Das Schaudern beim Küssen

Sandra Vasquez de la Horra stammt aus Chile und lebt in Düsseldorf. Sie steht vor dem Sprung in die Welt-Elite.

Düsseldorf. Einer schlanken, jungen Frau stehen die Haare zu Berge. Ihr schaudert, ihre rechte Hand ist vor Angst und Schrecken gespreizt. Trotzdem zieht sie einen Totenschädel an ihr Kinn, als wollte sie ihn gleich küssen. Was für eine Liebe muss das gewesen sein, über den Tod hinaus!

Ein paar Schritte von dieser Zeichnung im museum kunst palast entfernt hängt ein Boxsack an einer Kordel. Ein Kopf baumelt aus diesem Sack heraus, als sei er gerade erwürgt.

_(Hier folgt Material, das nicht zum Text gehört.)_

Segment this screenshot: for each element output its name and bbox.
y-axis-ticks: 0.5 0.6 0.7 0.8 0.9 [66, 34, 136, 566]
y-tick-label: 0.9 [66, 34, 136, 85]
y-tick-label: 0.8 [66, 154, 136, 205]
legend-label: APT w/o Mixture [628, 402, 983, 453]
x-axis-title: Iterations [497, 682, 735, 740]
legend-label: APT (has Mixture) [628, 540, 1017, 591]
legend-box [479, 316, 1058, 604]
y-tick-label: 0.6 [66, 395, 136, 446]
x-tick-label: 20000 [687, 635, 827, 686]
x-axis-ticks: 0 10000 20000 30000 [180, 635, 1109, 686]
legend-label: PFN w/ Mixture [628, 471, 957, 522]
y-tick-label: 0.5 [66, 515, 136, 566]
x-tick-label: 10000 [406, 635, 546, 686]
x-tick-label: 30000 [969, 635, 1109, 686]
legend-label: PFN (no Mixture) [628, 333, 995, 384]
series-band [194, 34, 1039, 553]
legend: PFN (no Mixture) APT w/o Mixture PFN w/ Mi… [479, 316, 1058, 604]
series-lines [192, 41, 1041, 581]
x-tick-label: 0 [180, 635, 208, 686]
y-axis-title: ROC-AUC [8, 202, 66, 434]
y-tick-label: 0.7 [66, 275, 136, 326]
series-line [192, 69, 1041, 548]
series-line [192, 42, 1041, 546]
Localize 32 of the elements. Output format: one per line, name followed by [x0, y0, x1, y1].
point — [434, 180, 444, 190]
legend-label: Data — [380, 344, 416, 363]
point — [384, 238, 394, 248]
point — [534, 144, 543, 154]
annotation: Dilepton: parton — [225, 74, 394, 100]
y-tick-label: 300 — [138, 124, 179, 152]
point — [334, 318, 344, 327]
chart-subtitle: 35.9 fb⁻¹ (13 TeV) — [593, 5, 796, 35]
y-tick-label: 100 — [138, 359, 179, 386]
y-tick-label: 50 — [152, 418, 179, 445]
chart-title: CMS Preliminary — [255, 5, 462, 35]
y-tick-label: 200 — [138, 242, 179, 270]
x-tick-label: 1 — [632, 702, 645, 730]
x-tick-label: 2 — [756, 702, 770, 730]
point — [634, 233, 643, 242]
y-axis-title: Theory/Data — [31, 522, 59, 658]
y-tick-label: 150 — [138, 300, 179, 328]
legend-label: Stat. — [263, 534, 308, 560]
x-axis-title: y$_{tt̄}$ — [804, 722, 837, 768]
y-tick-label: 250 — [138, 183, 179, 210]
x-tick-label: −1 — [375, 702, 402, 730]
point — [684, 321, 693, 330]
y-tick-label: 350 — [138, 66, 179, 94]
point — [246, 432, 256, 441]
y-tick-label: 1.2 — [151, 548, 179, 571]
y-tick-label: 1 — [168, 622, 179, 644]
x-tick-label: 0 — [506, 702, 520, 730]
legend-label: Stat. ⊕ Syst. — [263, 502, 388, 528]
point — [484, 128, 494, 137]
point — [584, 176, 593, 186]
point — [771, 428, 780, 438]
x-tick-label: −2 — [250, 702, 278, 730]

Derlei ungewöhnliche Bilder entspringen der Phantasie von Sandra Vasquez de la Horra.

Die in Düsseldorf lebende Künstlerin aus Chile ist eine Ausnahme-Erscheinung, eine geniale Zeichnerin auf dem Sprung in die Welt-Elite. Ihre Werke zeigen den Übergang vom Traum zum Alptraum, vom Kult zur Kultur, vom Menschen zur Hexe oder zum Teufel.

Ihre Vampire, Zwerge, Geister, Gespenster und Totenköpfe gehen unter die Haut. Dennoch sind es keine Effekt-Hascher, sie haben nichts mit Angsterzeugern der heutigen Spaß-Gesellschaft zu tun. Sie lassen sich weit zurückverfolgen zu den religiösen und folkloristischen Festen, Maskenspielen und Ritualen in de la Horras Heimat.

Die Bilder dieser Künstlerin sind mit einer für uns fremden Magie aufgeladen, die sich nicht beim Defilee an den Bildern abschütteln lässt. Sie haben eine Wirkung wie der Seeigel auf einem ihrer Blätter: Sie saugen sich im Gehirn fest.

"Meine Bilder sind einsam", sagt Sandra Vasquez de la Horra. Sie isoliert die Figuren. Einsam sitzt das Kind auf dem hölzernen Stuhl und ragt nur mit dem Hinterkopf über die Lehne hinaus. Wo mehrere Personen auf den Bildern existieren, gibt es kaum einen Dialog.

Die Alten mit dem Stock stützen sich Rücken an Rücken. Der Marionettenspieler fesselt seine Puppen. Der Kopf, der sich aus dem Bauch der Frau herausgeschoben hat, erlebt die Geburt in die Welt als eine angstvolle Situation. Auf einigen der Bilder haben die Figuren das Verlangen, selbst als ausgewachsene Menschen in den Schoß der Mutter zurückzukehren.

In ihrer Welt der Vampire, Clowns und Verhüllten überleben nur Tiere wie der Fuchs. Er gehört zu jenen Wesen, die "stehend geboren" werden, wie ein chilenisches Sprichwort lautet. Es bedeutet in der Geisteshaltung der Chilenen: Der Fuchs taugt für diese Welt, weil er schlau genug ist, um sich zu verstellen beim Kampf um das Überleben. Er taucht bei ihr immer wieder auf.